Paris, June 7th, 1777.
Sir,
I understand that the British Minister's emissaries are very busy in Holland propagating reports of an accommodation between the Congress and Great Britain. They are playing the same game here. I have long since been convinced that there is no action too atrocious for them to attempt, nor any report too ridiculous and improbable for them to propagate to serve their purposes. The last authentic intelligence from Congress, or from New York, was about the 10th of April, when there was not the least prospect of any accommodation. The sole overture that had been made was a hint, I may say, from General Lee, that Lord and General Howe wished to renew a conference with the Congress, and to open a treaty, to which the Congress replied they would neither confer nor treat till their independence should be acknowledged. You will therefore see at once how very little ground there is for such kind of assertions.
I have seen such strange and unexpected events, as well as been witness to such extraordinary conduct, that I am almost beyond being surprised at anything; yet should an accommodation take place between those contending nations, whilst the Congress have the least prospect of foreign succor and support, I confess I shall be greatly surprised. But if the British Ministry, as they roundly assert, are assured that no power in Europe will countenance the United States in their independence, and if they can bring the Congress to believe the same, who will be surprised if they make terms, and accommodate, rather than hazard longer a contest with the most formidable power in Europe, and its allies, without prospect on their part of aid or support? I say, who will be surprised, or rather who will not be surprised, should they still persist in continuing the war unsupported? However, I, who know my countrymen perfectly, and the principles by which they are actuated, do not believe they will ever accommodate on terms lower than independence; yet in the same situation, and with the same offers made them, I am certain any other people in the world would accommodate.
You are not to impute what I say to vanity. I am not raising my countrymen above every other nation in the world; far from it; but they are a new people, and have certain notions, that are either new in the world, or have been so long unpractised upon, and unheard of, except in the speculations of philosophers, that it is difficult, perhaps impossible, to compare them with any other nation. Unprejudiced reason, and plain common sense, will enable the few to judge; but the many, the ninetynine of one hundred at least, will determine as usual by the event. I am not fond of bold assertions or predictions, but I dare hazard my credit upon it, that either no accommodation on any terms will take place, or, if it does, a war in Europe will be the immediate consequence; and I submit it to the consideration of those Ministers and politicians, who are afraid to offend Great Britain now, whilst America alone employs more than her whole natural force, how they will be able to contend with her when at peace and on good terms, perhaps in alliance with America.
Universal monarchy has at many periods been feared from the House of Bourbon, and England has been exhausted to prevent it; she has engaged allies pretendedly to keep the balance of power in Europe, as it is ridiculously and unintelligibly termed by European politicians; but you will permit an American to give his sentiments; they may at least divert and make you smile.
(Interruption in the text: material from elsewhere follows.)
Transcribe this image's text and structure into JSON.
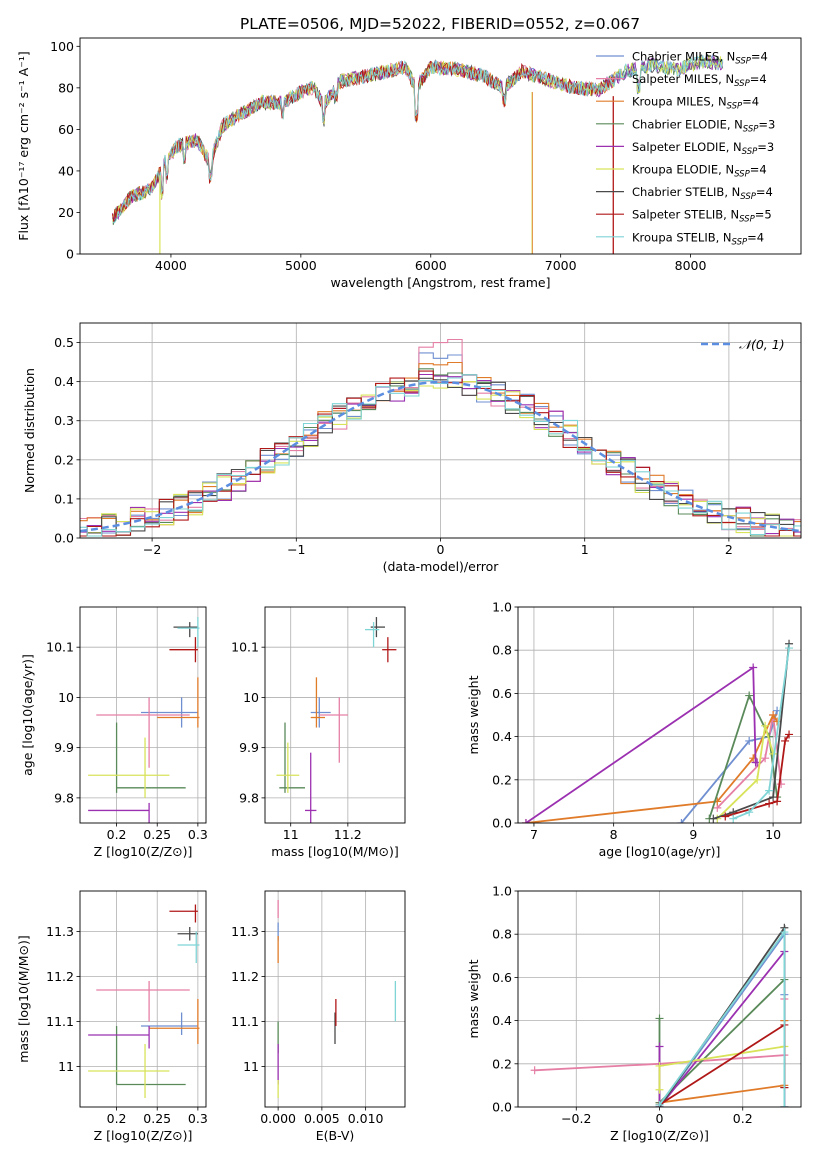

From the period when the feudal system prevailed over all Europe, when every lord was sovereign, to this hour, the number of kingdoms or distinct powers in Europe has been decreasing, and if we look three centuries back, and reckon up the distinct powers then existing and compare them with those of the present, and extend our view forward, the whole must at some not very distant period be brought into one; for not an age passes, and scarce a single war without annihilating or swallowing up several of them. But from what quarter is this universal empire in Europe to originate? I answer negatively; not from the House of Bourbon, though formidable for its connexions and alliances in the South; but I will venture to predict, that if Great Britain, by forming an accommodation of friendship and alliance with the United States, renders herself, as by that measure she easily can, mistress of that world, by taking the affairs of the East Indies into her own hands, she will be in possession of exhaustless treasure, and in 1780 the charter of the East India Company expires, when both the territory and commerce will be at her disposal. Add to all this her strict and close alliance with Russia. I say, that laying these circumstances together, it is easy to foresee, that Great Britain, America, and Russia united, will command not barely Europe, but the whole world united.
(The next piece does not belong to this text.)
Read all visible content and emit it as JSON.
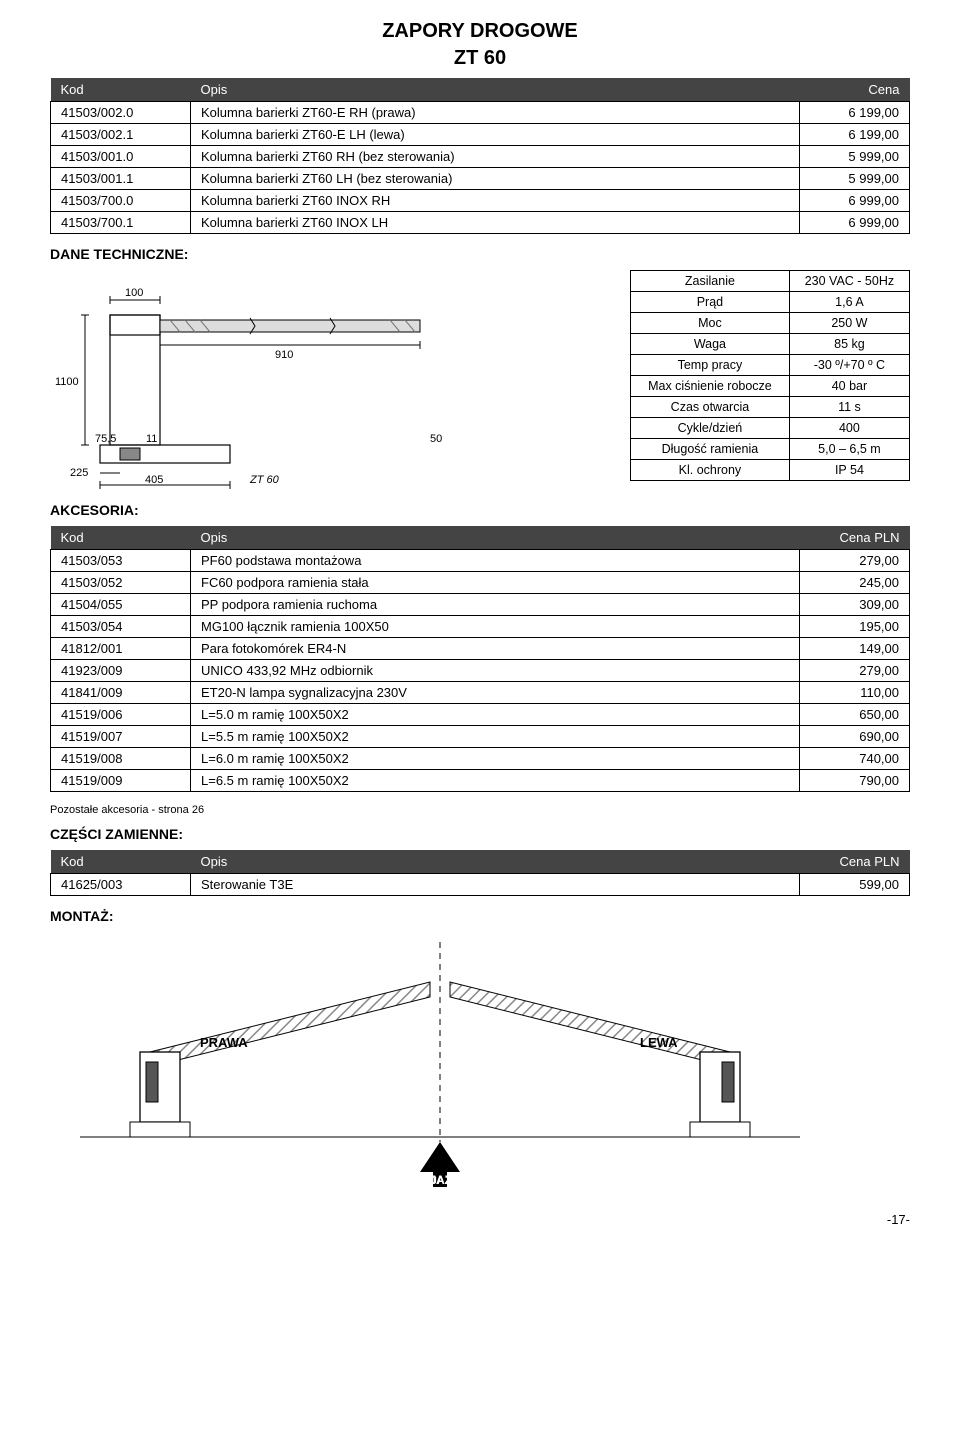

Russia like America is a new State, and rises with the most astonishing rapidity. Its demand for British manufactures, and its supplies of raw materials, increase nearly as fast as the American; and when both come to centre in Great Britain, the riches as well as power of that kingdom will be unparalleled in the annals of Europe, or perhaps of the world; like a Colossus with one foot on Russia and the East, and the other on America, it will bestride, as Shakspeare says, your poor European world, and the powers which now strut and look big, will creep about between its legs to find dishonorable graves.